I haven't seen the actual CDC reports tens of thousands of cases, my theory would be that the politicians and reporters that report "tens of thousands of deaths" and the "flu is worse then covid" stories we saw in spring; most likely uses this data and fail to recognize it's Pnemunia & Influenza Mortality...
F.i. seen a lot of news articles and clips quoting 80000 deaths of flu winter months 2019-2020.
And this CDC data (P&I) matches that with about 70000-100000 deaths (number depending on what you consider "winter months"). They are ignoring the fact that 90% of the mortality refers to Pnemunia of various kinds
I think the key is "stories we saw in the spring" - in the spring, when covid was just starting (and we thought it might only last a few weeks or months), the number of covid deaths was relatively low (compared to the number we have now, a year later).
This is really cool info.
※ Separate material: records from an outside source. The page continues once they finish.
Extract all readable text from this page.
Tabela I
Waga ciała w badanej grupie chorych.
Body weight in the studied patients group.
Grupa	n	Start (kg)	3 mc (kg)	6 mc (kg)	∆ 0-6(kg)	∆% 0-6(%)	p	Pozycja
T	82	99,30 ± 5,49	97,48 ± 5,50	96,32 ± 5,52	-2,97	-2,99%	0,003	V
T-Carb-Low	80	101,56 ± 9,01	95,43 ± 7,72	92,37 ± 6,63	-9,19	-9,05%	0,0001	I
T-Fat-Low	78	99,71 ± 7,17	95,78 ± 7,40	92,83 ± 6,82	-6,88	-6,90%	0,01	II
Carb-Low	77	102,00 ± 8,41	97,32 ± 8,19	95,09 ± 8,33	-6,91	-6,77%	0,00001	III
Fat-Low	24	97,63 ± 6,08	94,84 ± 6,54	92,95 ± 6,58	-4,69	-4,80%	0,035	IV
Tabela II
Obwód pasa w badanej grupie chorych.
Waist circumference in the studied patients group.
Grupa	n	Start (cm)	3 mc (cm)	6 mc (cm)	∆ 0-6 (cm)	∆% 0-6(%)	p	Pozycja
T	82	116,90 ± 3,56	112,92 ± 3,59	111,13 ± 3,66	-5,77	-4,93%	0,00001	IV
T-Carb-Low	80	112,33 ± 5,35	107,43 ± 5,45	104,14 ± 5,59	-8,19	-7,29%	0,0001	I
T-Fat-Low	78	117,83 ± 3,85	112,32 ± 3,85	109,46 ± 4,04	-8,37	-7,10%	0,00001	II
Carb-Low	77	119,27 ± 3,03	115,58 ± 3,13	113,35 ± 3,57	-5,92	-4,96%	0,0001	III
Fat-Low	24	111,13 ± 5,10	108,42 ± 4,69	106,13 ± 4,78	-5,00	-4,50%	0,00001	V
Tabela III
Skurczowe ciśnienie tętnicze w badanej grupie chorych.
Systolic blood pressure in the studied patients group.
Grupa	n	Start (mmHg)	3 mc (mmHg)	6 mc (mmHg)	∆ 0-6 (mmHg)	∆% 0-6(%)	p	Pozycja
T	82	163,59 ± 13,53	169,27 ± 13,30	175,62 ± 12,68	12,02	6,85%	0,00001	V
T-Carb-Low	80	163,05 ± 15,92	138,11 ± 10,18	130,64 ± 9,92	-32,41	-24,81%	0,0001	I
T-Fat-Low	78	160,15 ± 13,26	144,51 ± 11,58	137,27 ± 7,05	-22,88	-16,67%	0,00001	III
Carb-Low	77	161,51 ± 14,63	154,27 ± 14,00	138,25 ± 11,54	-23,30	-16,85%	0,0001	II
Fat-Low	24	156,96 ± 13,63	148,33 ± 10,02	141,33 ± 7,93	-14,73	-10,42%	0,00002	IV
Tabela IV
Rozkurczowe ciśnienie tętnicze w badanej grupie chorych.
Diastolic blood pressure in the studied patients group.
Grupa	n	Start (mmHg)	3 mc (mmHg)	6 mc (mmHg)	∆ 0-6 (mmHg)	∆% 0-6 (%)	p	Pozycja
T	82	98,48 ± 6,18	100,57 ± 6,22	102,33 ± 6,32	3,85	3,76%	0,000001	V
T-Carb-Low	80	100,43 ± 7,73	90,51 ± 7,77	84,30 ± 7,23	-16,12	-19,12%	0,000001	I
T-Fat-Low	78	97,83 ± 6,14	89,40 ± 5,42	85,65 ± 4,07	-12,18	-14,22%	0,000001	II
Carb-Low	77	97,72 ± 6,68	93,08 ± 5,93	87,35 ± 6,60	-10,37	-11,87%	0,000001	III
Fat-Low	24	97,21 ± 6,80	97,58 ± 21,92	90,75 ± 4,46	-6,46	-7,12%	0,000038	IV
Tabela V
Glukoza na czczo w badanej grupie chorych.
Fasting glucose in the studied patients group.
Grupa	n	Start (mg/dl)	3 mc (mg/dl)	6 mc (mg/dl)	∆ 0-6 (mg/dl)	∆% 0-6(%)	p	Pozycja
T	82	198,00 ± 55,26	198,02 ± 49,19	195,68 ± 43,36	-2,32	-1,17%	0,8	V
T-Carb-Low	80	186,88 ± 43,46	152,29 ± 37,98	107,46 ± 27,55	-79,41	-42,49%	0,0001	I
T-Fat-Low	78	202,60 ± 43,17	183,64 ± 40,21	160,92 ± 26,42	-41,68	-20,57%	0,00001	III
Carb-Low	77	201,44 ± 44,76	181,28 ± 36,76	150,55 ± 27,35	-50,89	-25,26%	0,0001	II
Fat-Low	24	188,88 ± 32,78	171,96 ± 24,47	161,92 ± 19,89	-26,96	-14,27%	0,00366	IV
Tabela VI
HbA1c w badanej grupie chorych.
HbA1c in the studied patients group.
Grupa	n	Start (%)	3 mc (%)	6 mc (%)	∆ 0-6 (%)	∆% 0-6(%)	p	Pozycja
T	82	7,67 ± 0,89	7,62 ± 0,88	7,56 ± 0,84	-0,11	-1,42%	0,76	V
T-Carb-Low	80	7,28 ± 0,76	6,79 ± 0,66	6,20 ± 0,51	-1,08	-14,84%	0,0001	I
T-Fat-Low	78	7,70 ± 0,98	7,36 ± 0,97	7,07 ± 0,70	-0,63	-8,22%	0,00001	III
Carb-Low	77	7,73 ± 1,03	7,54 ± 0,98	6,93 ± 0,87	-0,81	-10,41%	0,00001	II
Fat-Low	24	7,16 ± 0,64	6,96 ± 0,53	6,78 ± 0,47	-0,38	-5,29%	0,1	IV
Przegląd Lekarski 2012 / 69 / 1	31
I'm not sure where you fall on this - some people seem to believe comparing flu stats to covid-19 is heresy punishable by death.I'm not advocating a comparison as much as providing perspective. Do you think you could update the last graph to include Covid-19 with Covis-19 in a different color. It would sure make people aware that flu is an ongoing concern
I second the request to see an updated graph to include Covid-19's with flu for this season.
It might not be a fair comparison because we have a 60-70% rate of flu vaccination in the U.S. and no Covid-19 vaccination yet. But it would still be interested to see when flu peaked this season, and how much.
As of today, there's no longer a link to "View Chart Data" at https://gis.cdc.gov/grasp/fluview/mortality.html
It's not clear if they're capturing the Covid-19 numbers in their current graph, which is based on "Pneumonia and Influenza (P&I)", as you said, but the numbers they're plotting are way above historical averages.
OK, while there is no link to "view chart data" below the graphs, there is a "Download" button above the graphs that allows for the data to be obtained in .csv format.
Thanks a lot for your graphs. Could you update the red one, with the latest numbers, as of today, January 7th, 2021? It would be very appreciated.
Right now (very early January) is very early in the flu season. I usually wait until the end of the flu season, when the data is complete, to update this graph.